I think I made her a bit too dark, though. However, some of that is the photo of the painting, just using light coming in through the sliding glass door. It's a little lighter in reality.


----------



## HorsePoor_n_BigSky (Dec 19, 2006)

I'm flattered! Thank-you! You did an outstanding job! I will have to contact you about having a portaite painting done too. 

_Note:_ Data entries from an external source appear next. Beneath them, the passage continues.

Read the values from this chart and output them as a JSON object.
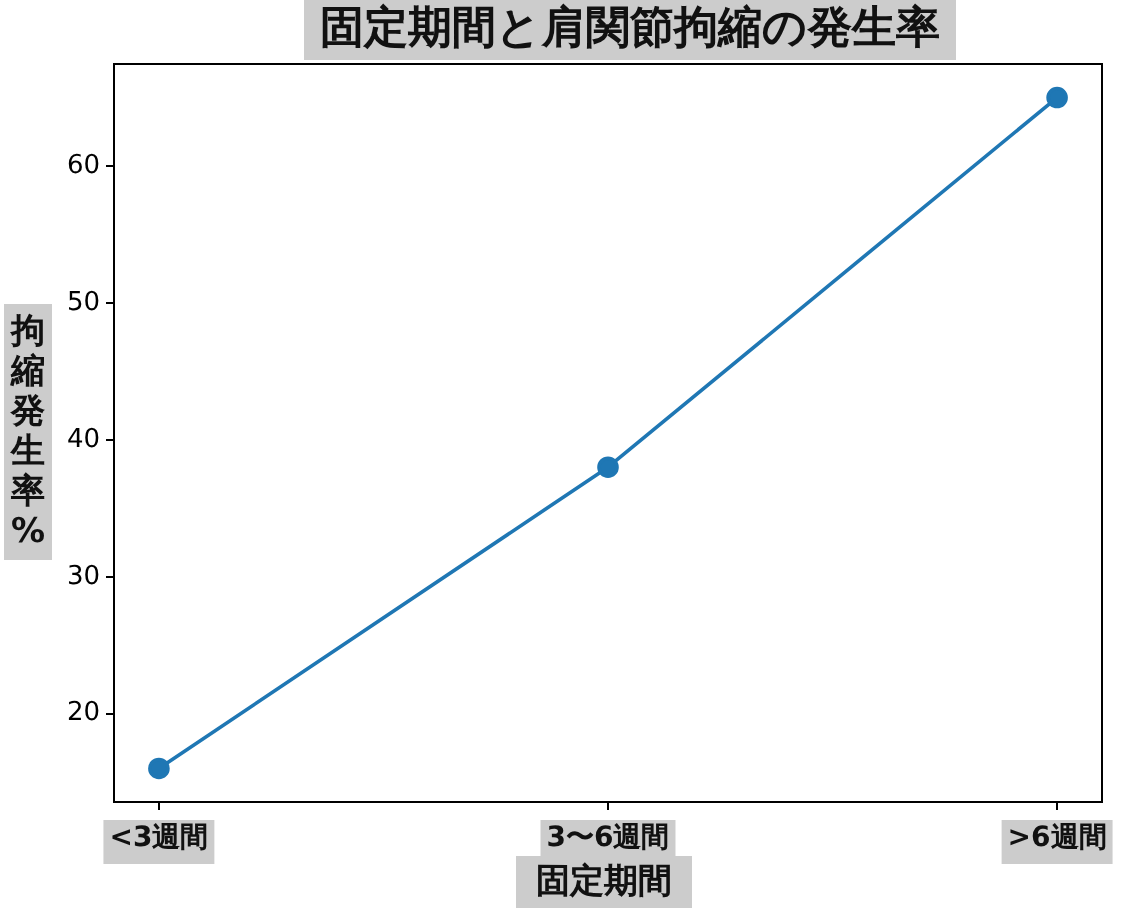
{
  "chart_data": {
    "type": "line",
    "title": "固定期間と肩関節拘縮の発生率",
    "xlabel": "固定期間",
    "ylabel": "拘縮発生率%",
    "categories": [
      "<3週間",
      "3〜6週間",
      ">6週間"
    ],
    "series": [
      {
        "color": "#1f77b4",
        "values": [
          16,
          38,
          65
        ]
      }
    ],
    "ylim": [
      13.55,
      67.45
    ],
    "yticks": [
      20,
      30,
      40,
      50,
      60
    ],
    "grid": false,
    "legend": false,
    "marker": "circle",
    "line_style": "solid"
  }
}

Thank-you again. I'm still quite shocked someone would paint her. She's my baby and I'm extremely bias of her. lol


----------



## Allison Finch (Oct 21, 2009)

Nicely done!!


----------



## Poseidon (Oct 1, 2010)

What a beautiful picture of Sage. I feel a little bit like a stalker that I recognized her immediately though. Definitely creep all of the picture threads of her when they're posted. Haha.


----------



## tinyliny (Oct 31, 2009)

Poseidon said:


> What a beautiful picture of Sage. I feel a little bit like a stalker that I recognized her immediately though. Definitely creep all of the picture threads of her when they're posted. Haha.


 
Me too. Her owner wonders why we think she's special. Duh!


----------



## Poseidon (Oct 1, 2010)

It makes me wish Abby wasn't the most unphotogenic horse I've ever met.. I hate posting pictures most of the time because she looks like a TB gelding in a picture instead of a Paint/QH mare.. le sigh. One day I will have a photogenic horse to flood the HF with!


----------



## flytobecat (Mar 28, 2010)

Very nice. Please do more.


----------



## haleylvsshammy (Jun 29, 2010)

so pretty! I love it! You're such an amazing artist.


----------



## tinyliny (Oct 31, 2009)

Thank you Haley. YOu made my day!


----------



## wildmustango (Jul 7, 2011)

that`s a nice grulla horse and good job with the portrait!


----------



## The Copper Kid (Oct 4, 2011)

I know this post is from a few months back but would you still be interested if I comissioned you to paint my horse? I just love the look and feel that watercolors protray.


----------